Thermodynamic performance of fuel cell-absorption refrigeration coupling system based on novel low-temperature working pairs

Thermal management of low-temperature proton exchange membrane fuel cells (LT-PEMFCs) remains a major challenge in hydrogen energy applications. A coupled system of LT-PEMFC combing with absorption heat pump using a novel hydrofluoroolefin (HFO)-based working pair was proposed in this study to recover the low-temperature waste heat of the hydrogen stack below 353.15 K. Based on the measured thermophysical properties, the thermodynamic performance of the coupled system was evaluated under various operating conditions.
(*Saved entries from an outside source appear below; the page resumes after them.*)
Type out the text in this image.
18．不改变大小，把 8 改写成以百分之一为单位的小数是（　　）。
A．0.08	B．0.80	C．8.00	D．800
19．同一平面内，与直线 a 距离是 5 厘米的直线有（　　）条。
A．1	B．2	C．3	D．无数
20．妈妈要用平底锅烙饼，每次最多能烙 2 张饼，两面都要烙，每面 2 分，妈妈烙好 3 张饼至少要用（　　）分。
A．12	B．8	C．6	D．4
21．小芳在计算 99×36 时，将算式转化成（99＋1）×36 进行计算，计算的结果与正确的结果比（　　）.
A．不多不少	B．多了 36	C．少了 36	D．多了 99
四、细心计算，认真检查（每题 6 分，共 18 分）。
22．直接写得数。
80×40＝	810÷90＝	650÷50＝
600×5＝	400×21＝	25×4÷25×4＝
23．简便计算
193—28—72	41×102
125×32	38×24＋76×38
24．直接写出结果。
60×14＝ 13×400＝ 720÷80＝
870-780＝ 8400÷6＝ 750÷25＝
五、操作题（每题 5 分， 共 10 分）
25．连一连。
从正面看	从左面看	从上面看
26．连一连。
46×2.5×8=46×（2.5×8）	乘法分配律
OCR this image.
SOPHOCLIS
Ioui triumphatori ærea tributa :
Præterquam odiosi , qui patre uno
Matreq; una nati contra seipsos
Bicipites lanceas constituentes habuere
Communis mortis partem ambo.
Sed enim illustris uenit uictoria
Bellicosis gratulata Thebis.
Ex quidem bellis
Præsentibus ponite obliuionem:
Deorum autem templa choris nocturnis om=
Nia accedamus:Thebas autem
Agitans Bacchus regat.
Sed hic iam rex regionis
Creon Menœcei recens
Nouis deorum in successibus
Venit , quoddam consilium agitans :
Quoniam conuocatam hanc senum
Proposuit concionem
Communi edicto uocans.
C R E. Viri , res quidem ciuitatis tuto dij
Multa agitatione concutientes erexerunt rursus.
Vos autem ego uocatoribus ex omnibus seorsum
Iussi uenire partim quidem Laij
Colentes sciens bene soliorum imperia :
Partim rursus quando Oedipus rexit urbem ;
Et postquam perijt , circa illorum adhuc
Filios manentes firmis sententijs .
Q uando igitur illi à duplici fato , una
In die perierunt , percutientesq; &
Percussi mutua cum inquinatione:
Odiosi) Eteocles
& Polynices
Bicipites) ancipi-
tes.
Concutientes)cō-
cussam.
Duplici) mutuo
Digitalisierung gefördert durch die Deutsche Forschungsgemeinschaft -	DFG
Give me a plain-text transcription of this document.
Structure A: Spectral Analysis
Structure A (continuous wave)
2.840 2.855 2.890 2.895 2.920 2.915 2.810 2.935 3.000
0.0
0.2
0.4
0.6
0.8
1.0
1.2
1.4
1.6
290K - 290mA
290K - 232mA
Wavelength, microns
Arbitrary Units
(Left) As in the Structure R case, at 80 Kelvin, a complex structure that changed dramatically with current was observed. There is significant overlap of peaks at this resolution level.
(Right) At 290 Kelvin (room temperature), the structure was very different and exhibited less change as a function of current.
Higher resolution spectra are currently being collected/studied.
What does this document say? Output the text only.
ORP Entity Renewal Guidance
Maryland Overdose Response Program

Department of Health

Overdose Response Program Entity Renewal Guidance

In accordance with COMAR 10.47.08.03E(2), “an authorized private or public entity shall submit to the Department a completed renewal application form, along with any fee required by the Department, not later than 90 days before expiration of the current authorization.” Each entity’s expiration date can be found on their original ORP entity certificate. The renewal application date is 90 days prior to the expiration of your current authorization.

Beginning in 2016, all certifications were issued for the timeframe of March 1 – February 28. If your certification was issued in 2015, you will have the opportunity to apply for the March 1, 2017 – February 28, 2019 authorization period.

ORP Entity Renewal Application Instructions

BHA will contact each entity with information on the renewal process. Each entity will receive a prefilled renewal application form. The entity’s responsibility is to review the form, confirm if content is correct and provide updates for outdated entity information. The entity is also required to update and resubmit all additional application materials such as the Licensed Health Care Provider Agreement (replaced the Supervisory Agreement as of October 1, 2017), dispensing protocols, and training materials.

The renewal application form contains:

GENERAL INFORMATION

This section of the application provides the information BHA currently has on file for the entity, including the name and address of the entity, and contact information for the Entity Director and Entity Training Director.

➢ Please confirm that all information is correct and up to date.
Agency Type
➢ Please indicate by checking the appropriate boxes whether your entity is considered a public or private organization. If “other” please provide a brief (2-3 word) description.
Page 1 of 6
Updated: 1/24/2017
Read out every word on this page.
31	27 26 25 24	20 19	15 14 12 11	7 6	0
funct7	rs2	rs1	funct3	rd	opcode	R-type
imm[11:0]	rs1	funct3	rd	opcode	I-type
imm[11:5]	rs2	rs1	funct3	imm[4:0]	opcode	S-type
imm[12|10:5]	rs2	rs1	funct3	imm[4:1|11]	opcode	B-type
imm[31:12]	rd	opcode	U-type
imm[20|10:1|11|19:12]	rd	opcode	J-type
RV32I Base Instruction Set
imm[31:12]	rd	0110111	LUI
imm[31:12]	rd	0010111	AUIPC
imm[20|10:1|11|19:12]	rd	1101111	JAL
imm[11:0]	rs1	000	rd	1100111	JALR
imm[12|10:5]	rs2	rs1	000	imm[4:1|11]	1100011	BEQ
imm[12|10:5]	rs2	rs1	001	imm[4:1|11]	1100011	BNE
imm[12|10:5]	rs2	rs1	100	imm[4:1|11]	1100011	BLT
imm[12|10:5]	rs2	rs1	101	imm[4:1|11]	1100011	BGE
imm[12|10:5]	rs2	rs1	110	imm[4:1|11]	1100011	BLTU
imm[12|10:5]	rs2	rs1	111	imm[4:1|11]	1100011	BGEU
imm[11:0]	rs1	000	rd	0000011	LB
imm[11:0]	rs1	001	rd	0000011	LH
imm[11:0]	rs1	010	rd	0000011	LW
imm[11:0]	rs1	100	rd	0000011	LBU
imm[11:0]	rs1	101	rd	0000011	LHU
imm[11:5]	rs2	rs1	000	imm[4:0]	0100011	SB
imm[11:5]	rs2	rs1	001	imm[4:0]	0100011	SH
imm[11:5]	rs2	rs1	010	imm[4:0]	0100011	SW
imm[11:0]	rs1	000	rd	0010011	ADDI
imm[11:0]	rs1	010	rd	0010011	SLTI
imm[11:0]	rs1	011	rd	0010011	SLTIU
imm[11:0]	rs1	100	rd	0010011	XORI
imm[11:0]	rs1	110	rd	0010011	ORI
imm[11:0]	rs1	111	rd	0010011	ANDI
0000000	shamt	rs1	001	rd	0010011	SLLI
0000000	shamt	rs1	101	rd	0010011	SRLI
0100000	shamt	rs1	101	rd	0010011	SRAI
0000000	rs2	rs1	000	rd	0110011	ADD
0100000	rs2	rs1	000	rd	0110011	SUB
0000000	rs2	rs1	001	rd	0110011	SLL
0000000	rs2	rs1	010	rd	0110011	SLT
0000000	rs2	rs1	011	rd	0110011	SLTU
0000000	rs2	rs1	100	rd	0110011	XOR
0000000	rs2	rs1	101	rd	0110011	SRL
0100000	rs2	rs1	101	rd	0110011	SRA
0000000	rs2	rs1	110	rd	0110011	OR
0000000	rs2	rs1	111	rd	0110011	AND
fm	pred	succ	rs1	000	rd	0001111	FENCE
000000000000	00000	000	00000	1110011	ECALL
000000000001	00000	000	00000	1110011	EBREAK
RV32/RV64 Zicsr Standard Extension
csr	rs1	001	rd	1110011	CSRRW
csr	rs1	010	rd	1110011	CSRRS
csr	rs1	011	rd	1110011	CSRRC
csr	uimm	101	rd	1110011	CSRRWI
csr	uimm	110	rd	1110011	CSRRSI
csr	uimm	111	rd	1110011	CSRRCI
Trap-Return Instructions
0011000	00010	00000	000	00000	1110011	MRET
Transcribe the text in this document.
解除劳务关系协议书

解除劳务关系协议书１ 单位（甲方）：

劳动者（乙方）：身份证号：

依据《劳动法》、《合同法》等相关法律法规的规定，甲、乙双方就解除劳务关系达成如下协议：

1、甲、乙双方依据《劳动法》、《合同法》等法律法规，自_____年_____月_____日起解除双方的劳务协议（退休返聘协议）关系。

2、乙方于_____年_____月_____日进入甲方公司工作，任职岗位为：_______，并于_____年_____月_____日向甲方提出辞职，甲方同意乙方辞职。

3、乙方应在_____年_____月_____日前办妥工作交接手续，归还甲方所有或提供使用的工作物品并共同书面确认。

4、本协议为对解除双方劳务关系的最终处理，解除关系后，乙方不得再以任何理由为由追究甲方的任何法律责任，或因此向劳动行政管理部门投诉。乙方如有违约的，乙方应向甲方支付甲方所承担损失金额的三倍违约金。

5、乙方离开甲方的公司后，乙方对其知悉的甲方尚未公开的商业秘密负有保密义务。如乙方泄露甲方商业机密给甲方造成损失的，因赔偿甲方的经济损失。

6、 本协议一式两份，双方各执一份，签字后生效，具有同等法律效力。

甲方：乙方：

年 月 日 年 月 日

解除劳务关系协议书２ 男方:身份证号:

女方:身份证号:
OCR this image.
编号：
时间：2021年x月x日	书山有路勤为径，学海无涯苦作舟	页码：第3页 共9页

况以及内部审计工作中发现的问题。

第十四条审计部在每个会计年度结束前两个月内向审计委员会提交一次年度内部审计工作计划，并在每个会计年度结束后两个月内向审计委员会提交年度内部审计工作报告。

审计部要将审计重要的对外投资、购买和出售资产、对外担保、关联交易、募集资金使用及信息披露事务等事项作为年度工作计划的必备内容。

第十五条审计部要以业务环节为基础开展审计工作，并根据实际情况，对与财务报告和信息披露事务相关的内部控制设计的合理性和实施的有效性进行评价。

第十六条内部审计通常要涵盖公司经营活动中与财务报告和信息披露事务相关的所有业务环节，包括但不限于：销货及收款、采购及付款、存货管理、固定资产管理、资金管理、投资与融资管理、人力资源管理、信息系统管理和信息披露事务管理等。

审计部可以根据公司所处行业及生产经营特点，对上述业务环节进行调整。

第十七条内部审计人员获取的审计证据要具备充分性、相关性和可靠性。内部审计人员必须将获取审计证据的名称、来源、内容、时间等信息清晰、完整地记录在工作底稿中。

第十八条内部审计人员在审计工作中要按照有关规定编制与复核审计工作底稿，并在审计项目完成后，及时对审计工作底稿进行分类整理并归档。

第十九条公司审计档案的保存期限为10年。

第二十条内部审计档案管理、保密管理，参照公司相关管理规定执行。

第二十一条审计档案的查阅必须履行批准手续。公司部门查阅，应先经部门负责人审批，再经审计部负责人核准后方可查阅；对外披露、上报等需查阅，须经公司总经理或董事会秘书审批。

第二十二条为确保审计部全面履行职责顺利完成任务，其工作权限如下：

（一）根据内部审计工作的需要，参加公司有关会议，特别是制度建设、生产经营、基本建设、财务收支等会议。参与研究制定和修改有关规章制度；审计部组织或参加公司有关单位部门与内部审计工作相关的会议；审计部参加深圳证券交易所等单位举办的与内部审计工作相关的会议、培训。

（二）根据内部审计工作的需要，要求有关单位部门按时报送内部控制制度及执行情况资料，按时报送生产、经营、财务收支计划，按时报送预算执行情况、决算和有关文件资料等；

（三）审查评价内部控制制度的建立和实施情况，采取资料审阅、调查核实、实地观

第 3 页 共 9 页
Results show that HFO-based working pairs (R1233zd(Z)/TEGDME and R1336mzz(Z)/TEGDME) exhibit lower driven temperatures, enabling the utilization of waste heat below 348.15 K without risks of crystallization or corrosion. Notably, R1233zd(Z)/TEGDME exhibits superior waste heat recovery performance. The cooling capacity of R1233zd(Z)/TEGDME is enhanced by 10 %, the coefficient of performance of the AHP system is improved by 12 %, and the exergy efficiency is also correspondingly increased in comparison with R1336mzz(Z)/TEGDME. The coupled system using R1233zd(Z)/TEGDME is able to effectively recover low-grade heat (348.15–368.15 K) for refrigeration at temperatures ranging from 268.84 K to 289.86 K. Under typical operating conditions, the coupled system achieves a comprehensive coefficient of performance of 0.7, which is about 55 % larger over the efficiency of LT-PEMFC. These organic working pairs provide an innovative solution for fuel cell thermal management by utilizing the low-grade waste heat.